At least that is the plan…

For now, I’ll start out simply by noting that my **plan** is to add this every Sunday night, and of course this first one is being written Monday. 🙂 I won’t cop-out and schedule this for next Sunday, and be transparent with my failings, too.

So, we’re continuing to help clean up our parents house getting it ready to sell. Kate has been going out there nearly every weekend (quite often both days), taking Dad and Nick with her and occasionally getting a couple friends to help. To her I tip my hat with a big note of thanks. I’ve tried to keep up with her on those weekends, but have had to beg forgiveness and sit out a few times. And of course Amanda has been doing what she can remotely – she’s our backup for both Kate and I. Kate is helping navigate all the various health-related events with Mom and Dad, and I’m taking on keeping their bills paid and going through all the paperwork and either keeping the important pieces, or getting the remaining stuff to a shredder.

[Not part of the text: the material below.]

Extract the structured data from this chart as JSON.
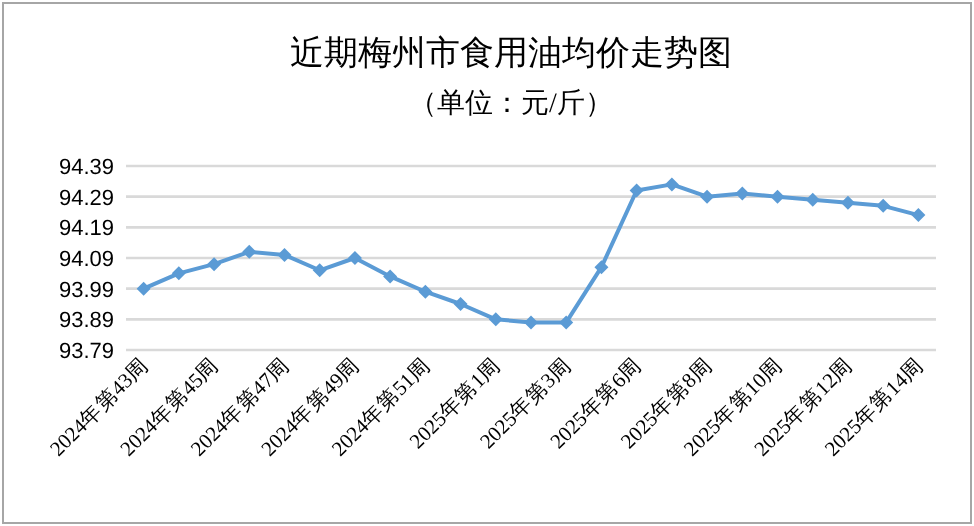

This past weekend we hit the garage attic and got it cleaned out. Many of those boxes had been packed and never opened when they moved from Columbus. Dad was proactive and put labels on each box, then noted in a document what was in each box. Unfortunately, the boxes and the document are both 20 years old, and we’re unable to find the list anymore. It was fun to open them and dive into the contents, but at the same time it was borderline overwhelming. Some of the findings did bring back some happy memories; Jilli found a small bottle of gemstones. They were (we presume) some natural garnets that her Great Grandfather Linder (William Linder, father of Gary) found when he, Dad, and I were hiking one summer in the Rocky Mountains (either near Estes Park, CO or in the Medicine Bow, Wyoming area). He suspected they were garnet, and since that is my gemstone he gave me the bottle of them to keep. Jilli might take them back to SDSM and see if one of the mineralogy professors might be able to determine what they are.

What this work has impressed upon me is to clean out my office a bit. I really doubt that anyone will ever crack open the “Windows 95 Unleashed” book, let alone many of the other related books. If I really get an urge to read it, I’ll find a PDF version but for now the paper version can go into the recycling. (I might donate it, but I don’t think Salvation Army nor Goodwill would have a need for them either.)

A good friend of ours gave us a DeeBot robotic vacuum cleaner for a family Christmas gift. It is amazing what volume of pet hair it picks up, as well as bits of paper, small stones, misc cat/dog food, etc. Our main floor is mostly wood, with only a small bit of carpet and it doesn’t have a problem with either location. What it does have a problem with is going under the couch and chairs. It just barely fits, but occasionally it gets stuck and can’t make it out. I’m brainstorming on how to add a small “guard rail” underneath the furniture, or the alternative is to add little 3/4″ risers under each leg. Since I’m the one with the long legs, I don’t think anyone else wants the chair raised so the guard rail is probably the best option.